2 - O diferencial de correcção de hidraulicidade é calculado pela diferença entre o custo variável de produção de energia eléctrica associado ao regime ocorrido e o custo variável de produção de energia eléctrica de referência, adicionada ou subtraída da valorização das reservas de água, no final de cada ano do conjunto dos aproveitamentos hidroeléctricos de Portugal continental sujeitos ao regime de custos para a manutenção do equilíbrio contratual (CMEC), nos termos do Decreto-Lei 240/2004, de 27 de Dezembro.
Artigo 4.º
Critérios de cálculo do valor da correcção de hidraulicidade
1 - Para o cálculo do valor da correcção de hidraulicidade são utilizados os seguintes critérios:
a) O custo variável de produção de energia eléctrica num dado ano é determinado pela simulação da exploração do sistema electroprodutor para as afluências reais, o nível de enchimento inicial das albufeiras verificado e as taxas de disponibilidade do equipamento ocorridas;
b) O custo variável de produção de energia eléctrica de referência é determinado, para cada ano, através do valor médio dos custos variáveis de produção obtidos por simulação da exploração optimizada do sistema electroprodutor de Portugal continental para a série histórica de ciclos hidrológicos anuais, em número não inferior a 30 anos, e em condições de consumo, enchimento inicial das albufeiras e disponibilidade do equipamento idênticas às do custo variável de produção calculado nos termos da alínea anterior;
c) A valorização das reservas de água é efectuada mediante o produto da diferença entre a média dos níveis de enchimento resultantes da simulação prevista na alínea anterior e o nível de enchimento das albufeiras resultante da simulação prevista na alínea a), pelo custo variável médio da produção da central de ciclo combinado a gás natural constante do anexo ao presente decreto-lei, do qual faz parte integrante;
d) Os encargos ou proveitos financeiros relativos à alínea b) do n.º 1 do artigo 3.º são calculados à taxa a estabelecer pela Entidade Reguladora dos Serviços Energéticos (ERSE) no regulamento tarifário.

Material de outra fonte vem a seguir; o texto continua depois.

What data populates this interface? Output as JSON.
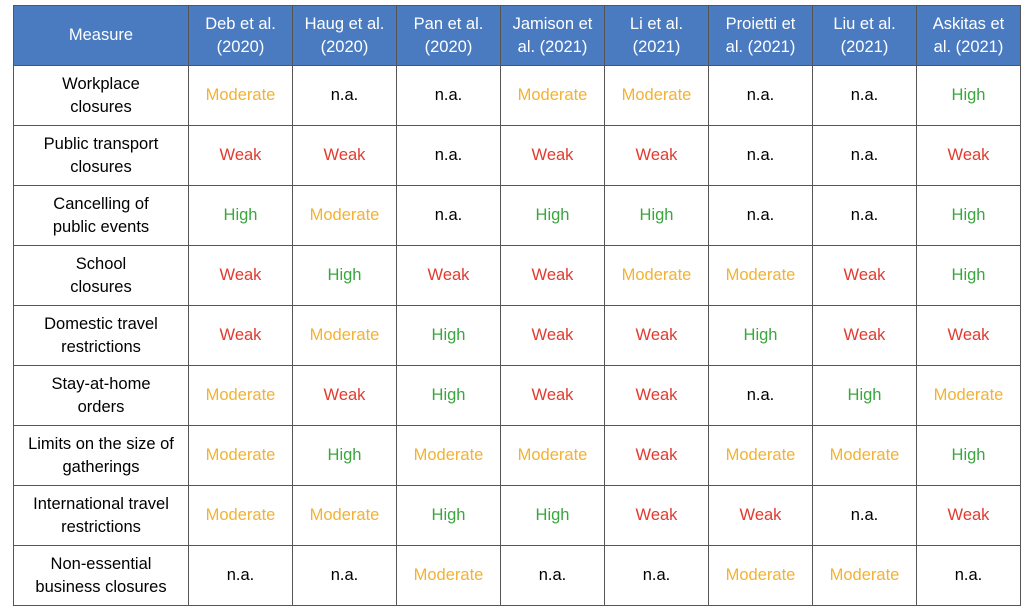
{
  "table": {
    "header": [
      "Measure",
      "Deb et al. (2020)",
      "Haug et al. (2020)",
      "Pan et al. (2020)",
      "Jamison et al. (2021)",
      "Li et al. (2021)",
      "Proietti et al. (2021)",
      "Liu et al. (2021)",
      "Askitas et al. (2021)"
    ],
    "header_lines": [
      [
        "Measure"
      ],
      [
        "Deb et al.",
        "(2020)"
      ],
      [
        "Haug et al.",
        "(2020)"
      ],
      [
        "Pan et al.",
        "(2020)"
      ],
      [
        "Jamison et",
        "al. (2021)"
      ],
      [
        "Li et al.",
        "(2021)"
      ],
      [
        "Proietti et",
        "al. (2021)"
      ],
      [
        "Liu et al.",
        "(2021)"
      ],
      [
        "Askitas et",
        "al. (2021)"
      ]
    ],
    "rows": [
      {
        "measure_lines": [
          "Workplace",
          "closures"
        ],
        "values": [
          "Moderate",
          "n.a.",
          "n.a.",
          "Moderate",
          "Moderate",
          "n.a.",
          "n.a.",
          "High"
        ]
      },
      {
        "measure_lines": [
          "Public transport",
          "closures"
        ],
        "values": [
          "Weak",
          "Weak",
          "n.a.",
          "Weak",
          "Weak",
          "n.a.",
          "n.a.",
          "Weak"
        ]
      },
      {
        "measure_lines": [
          "Cancelling of",
          "public events"
        ],
        "values": [
          "High",
          "Moderate",
          "n.a.",
          "High",
          "High",
          "n.a.",
          "n.a.",
          "High"
        ]
      },
      {
        "measure_lines": [
          "School",
          "closures"
        ],
        "values": [
          "Weak",
          "High",
          "Weak",
          "Weak",
          "Moderate",
          "Moderate",
          "Weak",
          "High"
        ]
      },
      {
        "measure_lines": [
          "Domestic travel",
          "restrictions"
        ],
        "values": [
          "Weak",
          "Moderate",
          "High",
          "Weak",
          "Weak",
          "High",
          "Weak",
          "Weak"
        ]
      },
      {
        "measure_lines": [
          "Stay-at-home",
          "orders"
        ],
        "values": [
          "Moderate",
          "Weak",
          "High",
          "Weak",
          "Weak",
          "n.a.",
          "High",
          "Moderate"
        ]
      },
      {
        "measure_lines": [
          "Limits on the size of",
          "gatherings"
        ],
        "values": [
          "Moderate",
          "High",
          "Moderate",
          "Moderate",
          "Weak",
          "Moderate",
          "Moderate",
          "High"
        ]
      },
      {
        "measure_lines": [
          "International travel",
          "restrictions"
        ],
        "values": [
          "Moderate",
          "Moderate",
          "High",
          "High",
          "Weak",
          "Weak",
          "n.a.",
          "Weak"
        ]
      },
      {
        "measure_lines": [
          "Non-essential",
          "business closures"
        ],
        "values": [
          "n.a.",
          "n.a.",
          "Moderate",
          "n.a.",
          "n.a.",
          "Moderate",
          "Moderate",
          "n.a."
        ]
      }
    ]
  },
  "colors": {
    "header_bg": "#4a7ac0",
    "High": "#3aa63f",
    "Moderate": "#f2b233",
    "Weak": "#e23a2e",
    "n.a.": "#000000"
  }
}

2 - O custo variável de produção de energia eléctrica e o custo variável de produção de energia eléctrica de referência correspondem aos custos variáveis dos centros electroprodutores térmicos identificados no anexo ao presente decreto-lei.
Artigo 5.º
Níveis de referência do saldo da conta de correcção de hidraulicidade
1 - São estabelecidos dois níveis de referência para o saldo da conta de correcção de hidraulicidade, nos seguintes termos:
a) O nível máximo de referência do saldo da conta de correcção de hidraulicidade, que para o ano de 2009, corresponde ao saldo da conta em 31 de Dezembro desse ano, deduzido dos montantes dos diferenciais positivos respeitantes ao ano de 2008, que nesta data não tenham sido ainda transferidos para a entidade concessionária de rede nacional de distribuição de energia eléctrica (RND), e que nos anos subsequentes corresponde a um montante reduzido anualmente em um sétimo do referido nível máximo de referência;
b) O nível mínimo de referência do saldo da conta de correcção de hidraulicidade que é fixado em (euro) 0.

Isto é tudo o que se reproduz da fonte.